Outre la possibilité de géolocaliser les établissements scolaires et les services d’urgence à proximité, la solution intègre aussi un volet pédagogique pour faire de la prévention auprès des populations, ainsi qu’un chatbot pour faciliter l’accès aux recommandations officielles en cas d’urgence. Ces fonctionnalités innovantes ont fait mouche auprès du jury.

« Nous sommes fiers, car nous avons réussi à déployer un premier outil open source complet, qui n’a absolument rien coûté. Il sera assez facile de poursuivre le projet car nous avons préparé un cahier des charges assez complet avec les fonctionnalités en cours de développement et celles qui restent à développer », concluent LesFrenchies.

« Je suis très heureux des projets nés de ce hackathon.

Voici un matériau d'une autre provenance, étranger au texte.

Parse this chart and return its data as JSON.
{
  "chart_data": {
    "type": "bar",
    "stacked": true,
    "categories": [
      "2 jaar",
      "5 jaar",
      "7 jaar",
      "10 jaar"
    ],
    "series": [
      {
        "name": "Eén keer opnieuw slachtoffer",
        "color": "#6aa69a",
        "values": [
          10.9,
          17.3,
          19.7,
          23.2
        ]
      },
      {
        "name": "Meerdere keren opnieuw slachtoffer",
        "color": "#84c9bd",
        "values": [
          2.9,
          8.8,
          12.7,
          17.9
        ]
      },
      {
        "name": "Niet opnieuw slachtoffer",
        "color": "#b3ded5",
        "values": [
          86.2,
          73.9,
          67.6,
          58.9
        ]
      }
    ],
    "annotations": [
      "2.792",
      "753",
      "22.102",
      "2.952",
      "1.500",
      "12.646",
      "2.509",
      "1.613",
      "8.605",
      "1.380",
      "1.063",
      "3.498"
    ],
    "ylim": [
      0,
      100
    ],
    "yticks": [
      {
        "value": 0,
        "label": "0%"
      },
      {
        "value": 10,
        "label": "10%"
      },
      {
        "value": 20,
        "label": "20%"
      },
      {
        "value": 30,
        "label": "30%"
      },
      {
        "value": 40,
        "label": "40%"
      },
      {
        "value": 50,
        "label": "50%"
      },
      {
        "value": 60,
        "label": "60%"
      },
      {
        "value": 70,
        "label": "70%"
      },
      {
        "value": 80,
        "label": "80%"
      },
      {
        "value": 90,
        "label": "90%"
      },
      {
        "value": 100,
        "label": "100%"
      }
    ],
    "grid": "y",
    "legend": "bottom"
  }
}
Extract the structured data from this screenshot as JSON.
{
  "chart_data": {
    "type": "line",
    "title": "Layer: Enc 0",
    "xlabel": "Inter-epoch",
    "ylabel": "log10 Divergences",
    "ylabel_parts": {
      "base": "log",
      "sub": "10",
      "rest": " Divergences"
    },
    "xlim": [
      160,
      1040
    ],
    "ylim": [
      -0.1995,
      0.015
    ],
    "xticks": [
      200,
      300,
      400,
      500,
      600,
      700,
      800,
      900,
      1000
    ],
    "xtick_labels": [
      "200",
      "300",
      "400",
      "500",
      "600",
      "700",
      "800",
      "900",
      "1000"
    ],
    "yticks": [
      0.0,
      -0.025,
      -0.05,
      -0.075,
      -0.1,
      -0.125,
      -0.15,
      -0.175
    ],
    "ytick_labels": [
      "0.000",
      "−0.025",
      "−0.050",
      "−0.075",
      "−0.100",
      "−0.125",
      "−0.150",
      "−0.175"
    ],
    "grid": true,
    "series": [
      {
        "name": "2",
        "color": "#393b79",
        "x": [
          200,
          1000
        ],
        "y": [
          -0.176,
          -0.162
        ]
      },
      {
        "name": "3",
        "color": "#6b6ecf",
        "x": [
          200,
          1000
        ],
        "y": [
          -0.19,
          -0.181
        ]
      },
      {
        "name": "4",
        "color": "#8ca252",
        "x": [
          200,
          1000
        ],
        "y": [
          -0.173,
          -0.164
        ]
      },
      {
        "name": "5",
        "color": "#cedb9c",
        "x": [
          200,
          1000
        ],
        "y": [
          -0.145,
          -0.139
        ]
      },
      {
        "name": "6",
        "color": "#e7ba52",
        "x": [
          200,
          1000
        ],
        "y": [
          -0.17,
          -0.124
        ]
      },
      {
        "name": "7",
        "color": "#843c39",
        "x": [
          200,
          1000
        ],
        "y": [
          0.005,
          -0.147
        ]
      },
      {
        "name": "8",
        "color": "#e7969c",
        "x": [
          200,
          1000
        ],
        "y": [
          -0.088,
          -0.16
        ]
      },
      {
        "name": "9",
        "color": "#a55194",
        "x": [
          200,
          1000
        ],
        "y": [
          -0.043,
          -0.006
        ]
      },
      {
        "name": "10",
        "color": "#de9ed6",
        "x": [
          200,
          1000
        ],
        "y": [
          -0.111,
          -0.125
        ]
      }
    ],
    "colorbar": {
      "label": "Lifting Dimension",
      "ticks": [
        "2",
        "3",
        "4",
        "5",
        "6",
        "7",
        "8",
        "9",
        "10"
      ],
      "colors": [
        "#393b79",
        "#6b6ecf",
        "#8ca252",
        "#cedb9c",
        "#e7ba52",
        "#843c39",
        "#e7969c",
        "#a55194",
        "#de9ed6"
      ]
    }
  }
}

Imaginez que nous recevons un rapport météo nous annonçant que quelque chose est en train de se passer. Avec ce genre d’outils, les enfants pourraient être informés de l’endroit le plus proche où se réfugier et le chemin à privilégier. Ce type de solutions peut nous permettre de mieux répondre aux urgences mais surtout de mieux les préparer, dès lors qu’il intègre aussi les données historiques sur les événements climatiques pour éclairer les décideurs », a réagi Germain Anthony, Spécialiste technique en éducation à la Commission de l’Organisation des États de la Caraïbe Orientale.

À terme, les prototypes créés lors du hackathon Hacking EdPlanning ont vocation à être développés et concrétisés comme des outils libres et ouverts à tous, destinés en particulier à l’usage des ministères de l’Éducation et des administrations éducatives.